Sphegina bifida

Scientific classification
- Kingdom: Animalia
- Phylum: Arthropoda
- Clade: Pancrustacea
- Class: Insecta
- Order: Diptera
- Family: Syrphidae
- Genus: Sphegina
- Species: S. bifida
- Binomial name: Sphegina bifida Hippa, Steenis & Mutin, 2018

= Sphegina bifida =

- Genus: Sphegina
- Species: bifida
- Authority: Hippa, Steenis & Mutin, 2018

Species of fly

Sphegina (Asiosphegina) bifida is a species of hoverfly in the family Syrphidae found in Malaysia. It's similar to S. (A.) inventum, though it's differentiated by having the male superior lobe on both sides longer than wide instead of wider than long.

==Etymology==
The name comes from Latin ‘bifida’, meaning ‘split into two parts’, referring to the bifid lobe posteriorly on male sternum IV.

==Description==
In male specimens, body length is 5.8 millimeters. The face is black and concave with a very weakly developed frontal prominence and long pilose along eye-margin. The gena and mouth edge are black, gena with large subtriangular non-pollinose shiny area; frons and vertex black, slightly pollinose with a circular area posterior of the lunula non-pollinose and shiny; occiput black with light yellow pilose; antenna black with black setae dorsally on the scape and pedicel; thorax dark brown to black; scutellum black, sub-rectangular, sub-shiny, and weakly pollinose; pro- and mesoleg yellow, tarsomeres 4 and 5 black; metaleg with coxa and trochanter black; femur black with basal 1/5 yellow, slightly incrassate; tibia yellow with apical ⅓ black, widened apically, with subtriangular apicoventral dens; tarsus entirely black, basal tarsomere very thick.
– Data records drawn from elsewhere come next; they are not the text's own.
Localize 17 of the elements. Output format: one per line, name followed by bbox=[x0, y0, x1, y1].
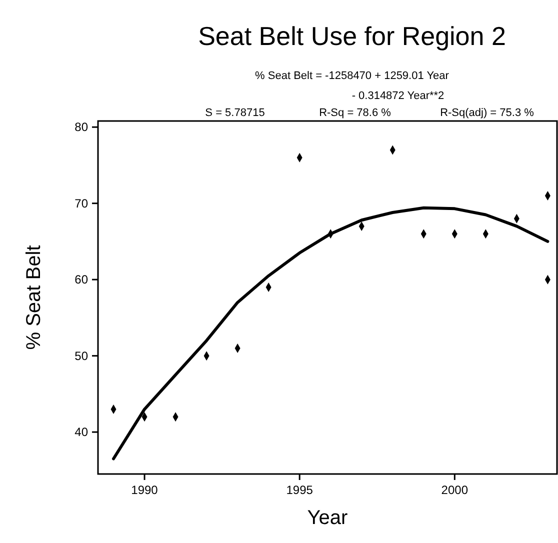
y-tick-label: 50 bbox=[74, 348, 88, 363]
y-axis-title: % Seat Belt bbox=[23, 244, 45, 350]
x-axis-title: Year bbox=[307, 507, 348, 529]
line-series bbox=[112, 206, 550, 460]
x-tick-label: 1990 bbox=[131, 483, 158, 497]
y-tick-label: 60 bbox=[74, 272, 88, 287]
chart-subtitle: % Seat Belt = -1258470 + 1259.01 Year bbox=[255, 70, 450, 82]
text: R-Sq = 78.6 % bbox=[319, 107, 392, 119]
text: - 0.314872 Year**2 bbox=[352, 90, 444, 102]
text: S = 5.78715 bbox=[205, 107, 265, 119]
y-tick-label: 40 bbox=[74, 425, 88, 440]
x-tick-label: 2000 bbox=[441, 483, 468, 497]
y-tick-label: 80 bbox=[74, 120, 88, 134]
text: R-Sq(adj) = 75.3 % bbox=[440, 107, 534, 119]
chart-title: Seat Belt Use for Region 2 bbox=[198, 21, 506, 51]
y-tick-label: 70 bbox=[74, 196, 88, 210]
x-tick-label: 1995 bbox=[286, 483, 314, 497]
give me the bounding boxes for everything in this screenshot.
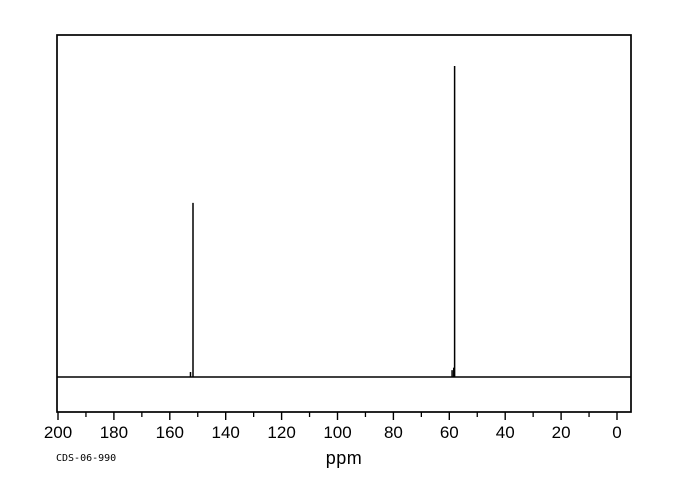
xaxis-tick-label: 40 bbox=[496, 423, 515, 442]
catalog-id-label: CDS-06-990 bbox=[56, 453, 117, 464]
xaxis-tick-label: 200 bbox=[44, 423, 72, 442]
xaxis-tick-label: 0 bbox=[612, 423, 621, 442]
xaxis-tick-label: 80 bbox=[384, 423, 403, 442]
xaxis-tick-label: 140 bbox=[212, 423, 240, 442]
xaxis-unit-label: ppm bbox=[325, 448, 363, 468]
xaxis-tick-label: 60 bbox=[440, 423, 459, 442]
xaxis-tick-label: 100 bbox=[323, 423, 351, 442]
xaxis-tick-label: 180 bbox=[100, 423, 128, 442]
plot-frame bbox=[56, 34, 632, 413]
xaxis-tick-label: 120 bbox=[267, 423, 295, 442]
xaxis-tick-label: 20 bbox=[552, 423, 571, 442]
xaxis-tick-label: 160 bbox=[156, 423, 184, 442]
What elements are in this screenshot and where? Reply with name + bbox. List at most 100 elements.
The wings are microtrichose, only sparsely microtrichose on the basal part of cell bm, almost bare; hyaline with yellowish stigma. Surstyli and superior lobes strongly asymmetrical. The basal flagellomere is round, the arista weakly short and pilose, about three times as long as the basal flagellomere. No female specimens are known.